= Remote graphics unit =

A diagram illustrating the RGU concept

A remote graphics unit (RGU) is a device that allows a computer to be separated from some input/output devices such as keyboard, mouse, speakers, and display monitors. The key part being remoted is the graphics sub-system of the computer.

== History ==
RGUs may have their origin with experiments with graphics controllers on mainframe computers in the 1970s. RGUs have been mostly associated with high end workstations running Unix-like operating systems or Windows since the late 1990s. Generally RGUs are used for special applications like remote sensing, financial services commodity trading desks, computer-aided design, etc.

Depending on how one chooses to define RGUs, dedicated X terminals may also be included.

== Application ==
Usually the reasons that might lie behind the desire to separate the user interface of a computer from the actual computer itself would be: securing computers away from users for corporate or government security, to reduce heat and noise in rooms with many computer operators, or to facilitate computer maintenance by placing all computers in very close proximity to one another.

== KVM interoperability ==
Unlike other technologies used to achieve this, such as KVM Extension (or Remote KVM) and DVI Extension for example, a remote graphics unit will effectively split a computer's PCI or PCI-Express bus and transmit only bus commands over to the user side.

With KVM Extension and DVI Extension, the graphics processing is done by a traditional graphics processing unit (GPU) on the computer side. Bus data is much smaller than rendered graphics data so the theory behind the remote graphics unit is that it is possible to achieve higher resolutions and better graphics performance when there is a large separation in distance between the user-side input/output devices and the computer side.

=== Examples ===
An example of a product line that was commercialized using RGU as the description of the technology is the Matrox Extio series.
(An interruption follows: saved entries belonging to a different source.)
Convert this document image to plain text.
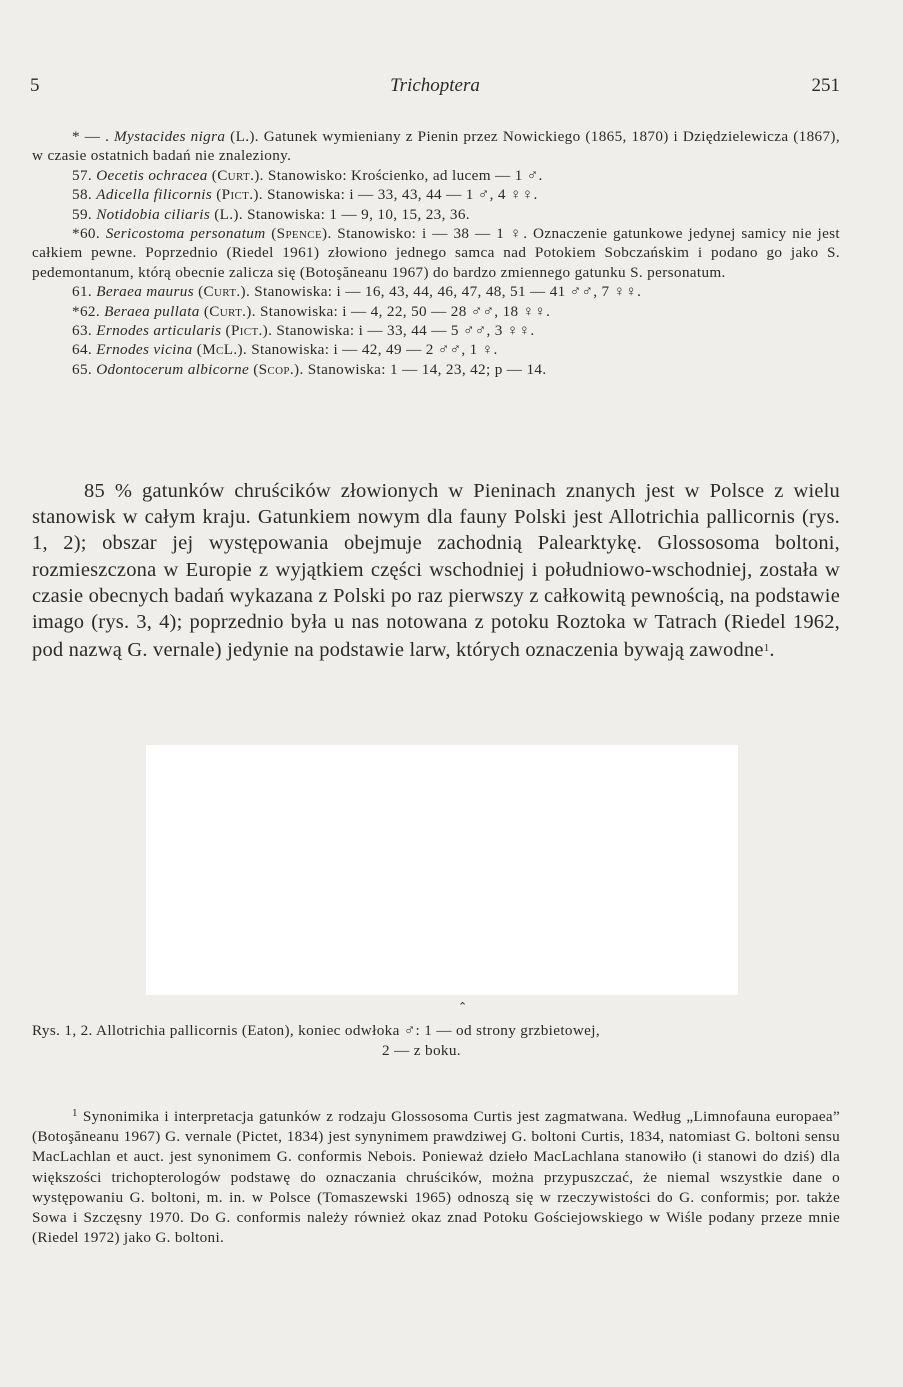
5	Trichoptera	251
* — . Mystacides nigra (L.). Gatunek wymieniany z Pienin przez Nowickiego (1865, 1870) i Dziędzielewicza (1867), w czasie ostatnich badań nie znaleziony.
57. Oecetis ochracea (Curt.). Stanowisko: Krościenko, ad lucem — 1 ♂.
58. Adicella filicornis (Pict.). Stanowiska: i — 33, 43, 44 — 1 ♂, 4 ♀♀.
59. Notidobia ciliaris (L.). Stanowiska: 1 — 9, 10, 15, 23, 36.
*60. Sericostoma personatum (Spence). Stanowisko: i — 38 — 1 ♀. Oznaczenie gatunkowe jedynej samicy nie jest całkiem pewne. Poprzednio (Riedel 1961) złowiono jednego samca nad Potokiem Sobczańskim i podano go jako S. pedemontanum, którą obecnie zalicza się (Botoşăneanu 1967) do bardzo zmiennego gatunku S. personatum.
61. Beraea maurus (Curt.). Stanowiska: i — 16, 43, 44, 46, 47, 48, 51 — 41 ♂♂, 7 ♀♀.
*62. Beraea pullata (Curt.). Stanowiska: i — 4, 22, 50 — 28 ♂♂, 18 ♀♀.
63. Ernodes articularis (Pict.). Stanowiska: i — 33, 44 — 5 ♂♂, 3 ♀♀.
64. Ernodes vicina (McL.). Stanowiska: i — 42, 49 — 2 ♂♂, 1 ♀.
65. Odontocerum albicorne (Scop.). Stanowiska: 1 — 14, 23, 42; p — 14.

85 % gatunków chruścików złowionych w Pieninach znanych jest w Polsce z wielu stanowisk w całym kraju. Gatunkiem nowym dla fauny Polski jest Allotrichia pallicornis (rys. 1, 2); obszar jej występowania obejmuje zachodnią Palearktykę. Glossosoma boltoni, rozmieszczona w Europie z wyjątkiem części wschodniej i południowo-wschodniej, została w czasie obecnych badań wykazana z Polski po raz pierwszy z całkowitą pewnością, na podstawie imago (rys. 3, 4); poprzednio była u nas notowana z potoku Roztoka w Tatrach (Riedel 1962, pod nazwą G. vernale) jedynie na podstawie larw, których oznaczenia bywają zawodne$^1$.

⌃
Rys. 1, 2. Allotrichia pallicornis (Eaton), koniec odwłoka ♂: 1 — od strony grzbietowej,
2 — z boku.

$^1$ Synonimika i interpretacja gatunków z rodzaju Glossosoma Curtis jest zagmatwana. Według „Limnofauna europaea” (Botoşăneanu 1967) G. vernale (Pictet, 1834) jest synynimem prawdziwej G. boltoni Curtis, 1834, natomiast G. boltoni sensu MacLachlan et auct. jest synonimem G. conformis Nebois. Ponieważ dzieło MacLachlana stanowiło (i stanowi do dziś) dla większości trichopterologów podstawę do oznaczania chruścików, można przypuszczać, że niemal wszystkie dane o występowaniu G. boltoni, m. in. w Polsce (Tomaszewski 1965) odnoszą się w rzeczywistości do G. conformis; por. także Sowa i Szczęsny 1970. Do G. conformis należy również okaz znad Potoku Gościejowskiego w Wiśle podany przeze mnie (Riedel 1972) jako G. boltoni.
Extio is a brand that is marketing shorthand for "External I/O".

== Related products ==
Other products supporting the concept behind the remote graphics unit include bus extension technologies where a standard graphics processing unit is plugged into a remote PCI slot via a standard graphics add-in card. Various types of bus extension technologies are available including the DeTwo System from Amulet Hotkey as well as products from Avocent.